I love it when screen reading advocates discredit paper books by mentioning the cost of their storage. Research libraries store books for pennies per centuries. And with no high cost IT staffing needed.

reading between the lines

The Kindle froze. No way to navigate, no way to force quit, just screen froze on a page. Many such Kindle experiences provide a tutorial in the performance attributes of paper books. For example, the kindle needs prompts for each page while the paper book presents a two page spread.

The freeze episode suggested that many prompts of books are not related directly to reading. With a paper book or among various paper books or in the stacks of a library the ease of such non-reading prompts makes them invisible.
The very act of consulting two books side by side is quite natural with physical books. Even the more complex acts of perceiving an unpublished, potential book between books on the shelf or conceiving a realization between the lines are experiences smoothly sustained by physical books. And you can close a real book.

unknown future

Always thoughtful, balanced, poised and complex, Ben Vershbow is leaving the
Institute. He made the if:book blog a lively place for futureofthebook advocates.

Ben has been there from the start. Even though this FotB site has been here three times longer, the Institute FotB has now been running over three years. So my question is what has happened? Is the future always insulated from the present? Can’t be. For example the screen reader as dedicated to textual works has gone through many evolutions of genre and connectivity, but the Institute is adamant about discussing projections and developing futurist applications. At least Ben understood that you occasionally need to watch your tracks.

faulty assumption

It is frequently mentioned that a constraint on the market for dedicated text readers is the relative lack of available titles. More likely the significant constrain is the same one that exists with all screen based reading; too much content rather than not enough. The limited resource is actually time for reading.

Such a faulty assumption is then compounded whenever advocates imagine that reader and author interactivity and continuous revision is an attribute rather than a disfunction of the e-book.

“When I write a book, I do not want to maintain a ìtetherî over the long haulóand, as reader and writer alike, I most certainly do not want a future where the book I read and possibly disagreed with on February 27 is no longer the book on my virtual shelf
on February 28.”
Walt Crawford, Cites and Insights, 8/4, 2008

preservation masters collection

In a new research environment of delivery surrogates, screen simulations, replacement copies and their discovery keywords, search tags and metadata, a more deliberate and yet expansive designation of self-authenticating source originals is needed. The Preservation Masters Collection is non-circulating and contains items that act as back-up to digital and non-digital access items in our collection. With this master collection designation the researcher can look across various delivery formats and arrive at a self-authenticating source item. This source original can confirm questions of resolution, fidelity, scale, color, vintage, haptic function, material fabric, association, collation and content. A provenance of the original can be constructed and the material existence and extant condition of a surviving artifact be established.

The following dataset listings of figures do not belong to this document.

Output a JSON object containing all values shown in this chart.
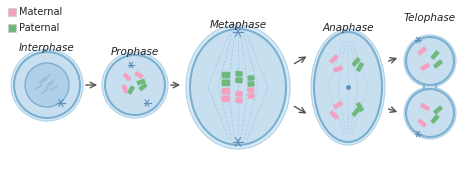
{
  "bg_color": "#ffffff",
  "cell_fill": "#c8dff0",
  "cell_edge": "#7ab0d0",
  "outer_fill": "#d8eaf5",
  "outer_edge": "#b0d0e8",
  "maternal_color": "#f4a0c0",
  "paternal_color": "#6db87a",
  "spindle_color": "#a0c8e0",
  "stages": [
    "Interphase",
    "Prophase",
    "Metaphase",
    "Anaphase",
    "Telophase"
  ],
  "stage_x": [
    47,
    135,
    238,
    348,
    430
  ],
  "legend_maternal": "Maternal",
  "legend_paternal": "Paternal",
  "font_size": 7.5,
  "star_color": "#6090b8",
  "nucleus_fill": "#b0cfe8",
  "nucleus_edge": "#7ab0d0"
}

The preservation master concept has already been adopted in other domains of patrimony. Wilderness areas, historical sites, antiquarian machines, endangered species and other national treasures are designated as self-authenticating patrimony. Now the concept and its implications are apt for certain library materials. The mastering functionality must not be taken for granted or discounted in a newer environment based on screen delivery of these primary sources. (see also
Afterlife of Media)

(The University of Iowa Libraries is currently establishing a Preservation Masters Collection based on five years of curation and maintenance of a leaf masters collection.)